Not only did Pepper receive overwhelming negative reactions form the public, fellow YouTubers also spoke out against his actions. Friend and collaborator Mazzi Maz publicly said he thought Pepper had crossed a line with his new video, telling BBC News, “There are things you just don’t do. YouTube is a place where you can get ripped to shreds.” Maz added that, though he remains friends with Pepper, he won’t be collaborating with him again any time soon.

Other YouTubers, such as John Green, Tyler Oakley, Meghan Tonjes, Wil Wheaton, Nathan Z and Matthew Santoro signed an open letter to Pepper written by YouTube personality Laci Green. In the letter, Green mentioned the trend of forcing women to be sexual in Pepper’s videos – one such video is titled “How to Pick Up Girls with a Lasso.”

“We are deeply disturbed by this trend and would like to ask you, from one creator to another, to please stop. Please stop violating women and making them uncomfortable on the street for views. Please stop physically restraining them and pressuring them to be sexual when they are uncomfortable. Please show some respect for women’s right to their own bodies. While it may seem like harmless fun, a simple prank, or a ‘social experiment,’ these videos encourage millions of young men and women to see this violation as a normal way to interact with women,” Green wrote.

Hank Green later informed his followers that Pepper would not be invited back to VidCon.

"Fake Hand Ass Pinch Prank" Part 2

Early Tuesday morning, Pepper uploaded a new video, which he called Part 2 of “Fake Hand Ass Pinch Prank.” In this video, Pepper recruited a female friend to pinch men’s backsides. Upon the release of this second video, Pepper hinted that he was trying to make a social commentary piece all along, tweeting, “If you’ve seen something one way, will it change what you would of thought of it another way?”
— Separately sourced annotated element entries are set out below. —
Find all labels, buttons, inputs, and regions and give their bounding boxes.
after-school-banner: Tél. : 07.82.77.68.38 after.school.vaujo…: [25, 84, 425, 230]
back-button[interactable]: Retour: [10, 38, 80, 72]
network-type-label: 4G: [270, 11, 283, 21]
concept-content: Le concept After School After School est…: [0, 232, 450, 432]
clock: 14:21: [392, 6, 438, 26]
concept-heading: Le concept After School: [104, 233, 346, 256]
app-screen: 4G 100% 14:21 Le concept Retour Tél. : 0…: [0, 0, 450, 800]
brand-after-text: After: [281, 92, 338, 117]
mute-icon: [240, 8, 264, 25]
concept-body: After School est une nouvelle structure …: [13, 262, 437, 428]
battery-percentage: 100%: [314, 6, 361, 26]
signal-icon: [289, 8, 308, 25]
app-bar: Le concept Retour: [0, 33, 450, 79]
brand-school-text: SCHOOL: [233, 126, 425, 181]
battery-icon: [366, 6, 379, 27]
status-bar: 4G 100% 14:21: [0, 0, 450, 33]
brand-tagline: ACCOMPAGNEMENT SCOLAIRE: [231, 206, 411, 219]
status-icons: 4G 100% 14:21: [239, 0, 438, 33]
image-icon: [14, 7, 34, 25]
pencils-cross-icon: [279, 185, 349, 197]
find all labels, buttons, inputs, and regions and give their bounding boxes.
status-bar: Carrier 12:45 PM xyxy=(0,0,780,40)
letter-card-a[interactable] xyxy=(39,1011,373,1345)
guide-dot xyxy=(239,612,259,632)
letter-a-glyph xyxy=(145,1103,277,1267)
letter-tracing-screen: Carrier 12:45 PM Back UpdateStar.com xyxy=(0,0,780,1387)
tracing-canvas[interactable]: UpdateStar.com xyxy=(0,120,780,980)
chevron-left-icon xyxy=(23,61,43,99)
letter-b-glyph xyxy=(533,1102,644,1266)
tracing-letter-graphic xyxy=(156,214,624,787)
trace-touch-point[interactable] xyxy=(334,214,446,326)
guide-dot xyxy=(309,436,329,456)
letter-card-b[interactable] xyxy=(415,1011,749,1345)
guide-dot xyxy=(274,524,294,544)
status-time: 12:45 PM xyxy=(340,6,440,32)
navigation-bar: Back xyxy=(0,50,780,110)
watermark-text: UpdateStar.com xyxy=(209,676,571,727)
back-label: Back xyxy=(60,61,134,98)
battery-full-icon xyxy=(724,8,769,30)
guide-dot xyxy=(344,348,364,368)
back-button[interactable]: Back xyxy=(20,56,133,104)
Part 2 was swiftly removed by YouTube, and was gone within hours. Pepper has uploaded all his videos to Facebook.

Sam Pepper Claims Videos Were A "Social Experiment"

Finally, ten hours later, after Part 2 had already been taken down by YouTube, Pepper released a third video, in which he attempted to explain his intent behind the first two. After assuring viewers that the previous videos were “staged and scripted” and that all people involved were acting, Pepper said that he made the video to show how sexual harassment against men is taken less seriously than sexual assault against women.

Pepper congratulated viewers who had called him out after the release of the first video, saying, “The majority of viewers were disgusted by such displays of open sexual harassment. That’s how it should be.”

He went on to say that he was inspired to create a “social experiment” after hearing about a male friend’s experience with domestic abuse. Pepper claims a friend of his was abused by his wife, and, when he called the police to report the abuse, he was treated as the abuser because he was male. Pepper claimed that the second video, in which a woman was sexually harassing men in the street, received a much more tame reaction from viewers, and much less outrage.

“I don’t want to turn off a light on a very real and scary issue women face, I just want to shine a light on an otherwise dark corner: abuse on men,” Pepper said.

Many are not buying Pepper’s “social experiment” explanation, saying that he is desperately trying to cover up a tasteless prank. As many doubters have pointed out, Pepper makes no mention of the first video being one of a series, nor does he address the fact that the second video was taken down much quicker than the first, making a comparison of views and comments between the two problematic.

Sam Pepper Accused Of Sexual Assault

Finally, other YouTube personalities, Hannah Witton and Dottie have come out in the wake of Pepper’s catastrophic series and accused Pepper of sexual harassment.